Короче говоря, честолюбивый ум Армана-Жана дю Плесси-Ришелье не желал довольствоваться скромным провинциальным Люсоном. Он полагал (и совершенно резонно), что был достоин большего, а потому «искал подходы», очаровывая всех своим умом, эрудицией и красноречием. В конце концов на него обратили внимание, и произошло это, прежде всего, благодаря его ловкости и хитроумию, проявленным им при налаживании компромиссов между соперничавшими группировками, а также при защите церковных привилегий от посягательств светских властей.

2

Таким образом, епископ Люсонский начал показываться при дворе и понравился там очень многим, обратив на себя внимание фаворитки королевы Марии Медичи Леоноры Дори, более известной как Леонора Галигаи.

Леонора приходилась молочной сестрой Марии Медичи – это значит, что её мать была кормилицей флорентийской принцессы. Они были почти ровесницами (разница составляла четыре года), росли вместе, хорошо ладили. Честолюбивая и хваткая, Леонора пользовалась большим авторитетом у Марии, которая только и думала о том, как бы доставить ей удовольствие. По словам одного из её биографов, это была «маленькая, очень худая, очень смуглая, хорошо сложенная особа с резкими и правильными чертами лица». В 1607 году ей было примерно тридцать шесть лет.

Говорят, что Леонора знала множество разных вещей и, как никто другой, умела развеять вечную тоску Марии Медичи. Что же касается нарядов, украшений и внутреннего обустройства дома, то тут Леонора для Марии вообще была признанным экспертом.

А фаворита Марии Медичи звали Кончино Кончини. Он исполнял при ней обязанности шталмейстера, или придворного «начальника конюшни». По рассказам знавших его людей, он был «тщеславен и хвастлив, гибок и смел, хитёр и честолюбив, беден и жаден». Ему было примерно тридцать два года.

Этот человек родился во Флоренции и был внуком тосканского посла при императоре Максимилиане. А отец его был секретарём Великого герцога Тосканского. По некоторым данным, Кончини обучался в Пизанском университете, а с Леонорой Галигаи они поженились 12 июля 1601 года.

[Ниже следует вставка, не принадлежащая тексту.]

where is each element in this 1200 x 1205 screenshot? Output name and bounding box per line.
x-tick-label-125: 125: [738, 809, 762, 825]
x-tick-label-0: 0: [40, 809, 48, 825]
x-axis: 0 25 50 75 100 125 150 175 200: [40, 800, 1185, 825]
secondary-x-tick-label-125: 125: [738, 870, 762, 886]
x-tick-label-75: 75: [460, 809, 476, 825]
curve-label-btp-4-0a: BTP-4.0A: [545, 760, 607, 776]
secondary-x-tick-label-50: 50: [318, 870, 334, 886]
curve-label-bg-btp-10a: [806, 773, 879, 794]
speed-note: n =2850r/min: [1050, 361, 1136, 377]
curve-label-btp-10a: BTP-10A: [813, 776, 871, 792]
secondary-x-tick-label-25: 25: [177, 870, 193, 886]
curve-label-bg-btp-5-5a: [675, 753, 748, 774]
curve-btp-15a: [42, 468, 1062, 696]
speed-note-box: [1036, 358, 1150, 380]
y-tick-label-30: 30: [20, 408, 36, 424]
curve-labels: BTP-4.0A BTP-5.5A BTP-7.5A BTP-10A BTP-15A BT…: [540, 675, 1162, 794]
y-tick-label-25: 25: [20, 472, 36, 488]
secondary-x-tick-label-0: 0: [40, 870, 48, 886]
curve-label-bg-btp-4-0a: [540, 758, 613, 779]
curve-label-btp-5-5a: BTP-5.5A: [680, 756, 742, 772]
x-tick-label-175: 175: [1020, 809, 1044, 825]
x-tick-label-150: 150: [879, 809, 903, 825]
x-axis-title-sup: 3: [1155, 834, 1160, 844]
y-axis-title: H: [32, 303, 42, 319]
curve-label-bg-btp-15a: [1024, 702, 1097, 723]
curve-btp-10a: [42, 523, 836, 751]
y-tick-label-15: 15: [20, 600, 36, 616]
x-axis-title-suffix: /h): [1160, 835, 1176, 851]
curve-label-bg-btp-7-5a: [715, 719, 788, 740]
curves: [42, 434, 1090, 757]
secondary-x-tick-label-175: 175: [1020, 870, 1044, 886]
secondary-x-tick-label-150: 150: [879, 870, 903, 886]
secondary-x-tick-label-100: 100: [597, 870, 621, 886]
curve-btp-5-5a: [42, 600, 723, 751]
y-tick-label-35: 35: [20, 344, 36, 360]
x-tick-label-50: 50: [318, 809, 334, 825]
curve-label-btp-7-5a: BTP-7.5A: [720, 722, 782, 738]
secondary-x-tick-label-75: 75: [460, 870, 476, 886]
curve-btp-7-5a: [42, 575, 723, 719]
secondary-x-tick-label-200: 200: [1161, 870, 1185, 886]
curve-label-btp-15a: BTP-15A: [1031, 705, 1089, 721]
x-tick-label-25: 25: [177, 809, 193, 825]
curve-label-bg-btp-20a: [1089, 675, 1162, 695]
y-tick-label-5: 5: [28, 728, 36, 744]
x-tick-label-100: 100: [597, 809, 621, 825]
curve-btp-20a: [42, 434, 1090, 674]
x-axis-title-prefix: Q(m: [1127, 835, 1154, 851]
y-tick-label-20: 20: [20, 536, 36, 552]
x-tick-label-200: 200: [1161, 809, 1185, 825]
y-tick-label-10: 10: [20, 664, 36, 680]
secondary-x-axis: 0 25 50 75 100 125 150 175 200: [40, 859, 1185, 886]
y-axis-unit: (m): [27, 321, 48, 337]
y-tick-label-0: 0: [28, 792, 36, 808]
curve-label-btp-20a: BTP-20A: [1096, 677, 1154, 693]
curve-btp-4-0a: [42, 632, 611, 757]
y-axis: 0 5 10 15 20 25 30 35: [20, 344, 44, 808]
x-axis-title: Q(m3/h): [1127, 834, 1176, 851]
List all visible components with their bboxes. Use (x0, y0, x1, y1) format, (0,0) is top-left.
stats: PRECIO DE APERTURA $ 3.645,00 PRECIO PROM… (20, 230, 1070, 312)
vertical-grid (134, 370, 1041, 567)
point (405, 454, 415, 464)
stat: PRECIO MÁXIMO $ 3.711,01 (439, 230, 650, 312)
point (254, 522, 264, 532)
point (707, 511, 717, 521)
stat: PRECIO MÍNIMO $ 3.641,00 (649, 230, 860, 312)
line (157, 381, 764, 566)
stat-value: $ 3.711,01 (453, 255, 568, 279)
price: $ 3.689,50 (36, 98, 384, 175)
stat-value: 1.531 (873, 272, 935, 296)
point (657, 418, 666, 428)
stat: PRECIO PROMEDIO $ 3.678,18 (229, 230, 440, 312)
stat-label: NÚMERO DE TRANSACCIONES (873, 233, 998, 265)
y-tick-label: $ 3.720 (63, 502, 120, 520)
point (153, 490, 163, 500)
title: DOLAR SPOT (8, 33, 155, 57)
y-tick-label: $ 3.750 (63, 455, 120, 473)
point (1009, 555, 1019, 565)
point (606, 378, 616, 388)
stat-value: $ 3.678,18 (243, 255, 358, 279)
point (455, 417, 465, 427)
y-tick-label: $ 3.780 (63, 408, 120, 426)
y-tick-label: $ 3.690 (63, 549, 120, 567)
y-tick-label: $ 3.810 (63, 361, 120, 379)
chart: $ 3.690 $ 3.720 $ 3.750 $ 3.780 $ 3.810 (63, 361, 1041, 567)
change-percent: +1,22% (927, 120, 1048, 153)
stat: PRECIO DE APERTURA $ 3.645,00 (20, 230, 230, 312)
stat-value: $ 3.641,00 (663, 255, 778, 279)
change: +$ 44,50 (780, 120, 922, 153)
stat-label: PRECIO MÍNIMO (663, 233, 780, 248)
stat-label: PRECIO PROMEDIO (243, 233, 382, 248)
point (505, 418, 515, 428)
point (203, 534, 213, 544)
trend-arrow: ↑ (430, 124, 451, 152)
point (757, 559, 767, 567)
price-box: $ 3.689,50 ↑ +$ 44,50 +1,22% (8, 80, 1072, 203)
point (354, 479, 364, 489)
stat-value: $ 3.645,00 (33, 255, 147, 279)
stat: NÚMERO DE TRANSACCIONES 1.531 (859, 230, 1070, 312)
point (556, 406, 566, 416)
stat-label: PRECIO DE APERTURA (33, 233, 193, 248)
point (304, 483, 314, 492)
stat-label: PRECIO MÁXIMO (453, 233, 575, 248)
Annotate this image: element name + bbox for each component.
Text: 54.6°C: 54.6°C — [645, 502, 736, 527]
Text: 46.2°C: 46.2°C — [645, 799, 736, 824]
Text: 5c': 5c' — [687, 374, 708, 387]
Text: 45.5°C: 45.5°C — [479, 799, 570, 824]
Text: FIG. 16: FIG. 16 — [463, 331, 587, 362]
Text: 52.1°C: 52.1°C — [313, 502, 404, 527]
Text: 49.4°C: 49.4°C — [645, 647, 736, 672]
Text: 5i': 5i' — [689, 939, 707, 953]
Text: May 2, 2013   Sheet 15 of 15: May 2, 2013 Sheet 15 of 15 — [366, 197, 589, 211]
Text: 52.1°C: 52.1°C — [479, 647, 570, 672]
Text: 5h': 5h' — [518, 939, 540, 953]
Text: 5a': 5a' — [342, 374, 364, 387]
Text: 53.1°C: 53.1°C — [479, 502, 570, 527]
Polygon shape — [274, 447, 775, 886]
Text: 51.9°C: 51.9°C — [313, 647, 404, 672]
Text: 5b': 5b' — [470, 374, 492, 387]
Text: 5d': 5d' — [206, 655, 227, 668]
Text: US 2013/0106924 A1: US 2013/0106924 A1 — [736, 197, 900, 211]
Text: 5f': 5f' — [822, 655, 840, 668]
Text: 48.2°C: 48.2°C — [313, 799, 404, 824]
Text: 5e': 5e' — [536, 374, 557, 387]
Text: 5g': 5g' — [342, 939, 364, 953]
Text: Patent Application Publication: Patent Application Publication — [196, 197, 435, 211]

По сути, Кончино Кончини через посредство своей Леоноры начал руководить Марией Медичи. Более того, можно даже утверждать, что этот алчный флорентиец и его жена полностью подчинили королеву своему влиянию.

3

14 мая 1610 года в истории Франции произошло событие, круто поменявшее судьбы очень многих людей: король Генрих IV был убит на улице, прямо в собственной карете, безумным фанатиком Франсуа Равайяком.

После его смерти вся Франция погрузилась в печаль. За исключением двора. Парод боялся возвращения анархии, а вельможи ожидали её в надежде на возобновление полезных им интриг. А Кончино Кончини лучше всех использовал ситуацию для своей выгоды: он сумел выманить у Марии Медичи баснословную сумму денег, а потом купил себе на эти деньги Анкрский маркизат в Пикардии. Затем, став маркизом д’Анкром, он быстро превратился в первого человека в королевских покоях, губернатора нескольких городов и, наконец, в маршала Франции, хотя в своей жизни он и шпаги-то в руках толком не держал.

С этого момента фаворит начал совершенно беззастенчиво командовать не только министрами, но и вдовой-королевой.

Со своей стороны, Мария Медичи, желая увековечить память погибшего короля, решила перенести его тело в Сен-Дени, чтобы там воздать ему последние почести. К тому же она сочла, что и его предшественники на троне должны находиться в той же усыпальнице, и послала за телами Генриха III и его матери – королевы Екатерины Медичи, приказав тоже доставить их в Сен-Дени.


Покушение на Генриха IV. Неизвестный художник

Генрих IV был хорошим человеком, доблестным воином и мудрым правителем, и править он намеревался ещё многие годы. Соответственно, не думая о скорой смерти, он не оставил никакого завещания. Его сыну, будущему Людовику XIII, к моменту гибели отца не исполнилось и девяти лет, и в данной ситуации, как пишет в своих «Мемуарах» наш герой, «все пришли к согласию, что регентство королевы было бы самым лучшим способом предотвратить гибель короля и королевства».

Таким образом, Мария Медичи стала регентом королевства при своём малолетнем сыне, коронованном в октябре 1610 года. Свою власть она базировала на невежестве и слабости юного Людовика. Вместо того чтобы занимать его полезными делами, она словно оставила его в детстве, бесконечно забавляя самыми никчёмными удовольствиями. Она хотела управлять другими. Но, на свою беду, она, как очень скоро выяснилось, не умела употреблять сильные меры там, где у неё не получалось обрести чего-либо хитростью. В результате их с Людовиком дела пошли так плохо (некоторые историки даже утверждают, что регентство Марии Медичи принесло Франции одни лишь неисчислимые бедствия), что уже в 1614 году было решено созвать Генеральные штаты, на которых представители всех сословий дали бы совет правительству, как дальше управлять страной.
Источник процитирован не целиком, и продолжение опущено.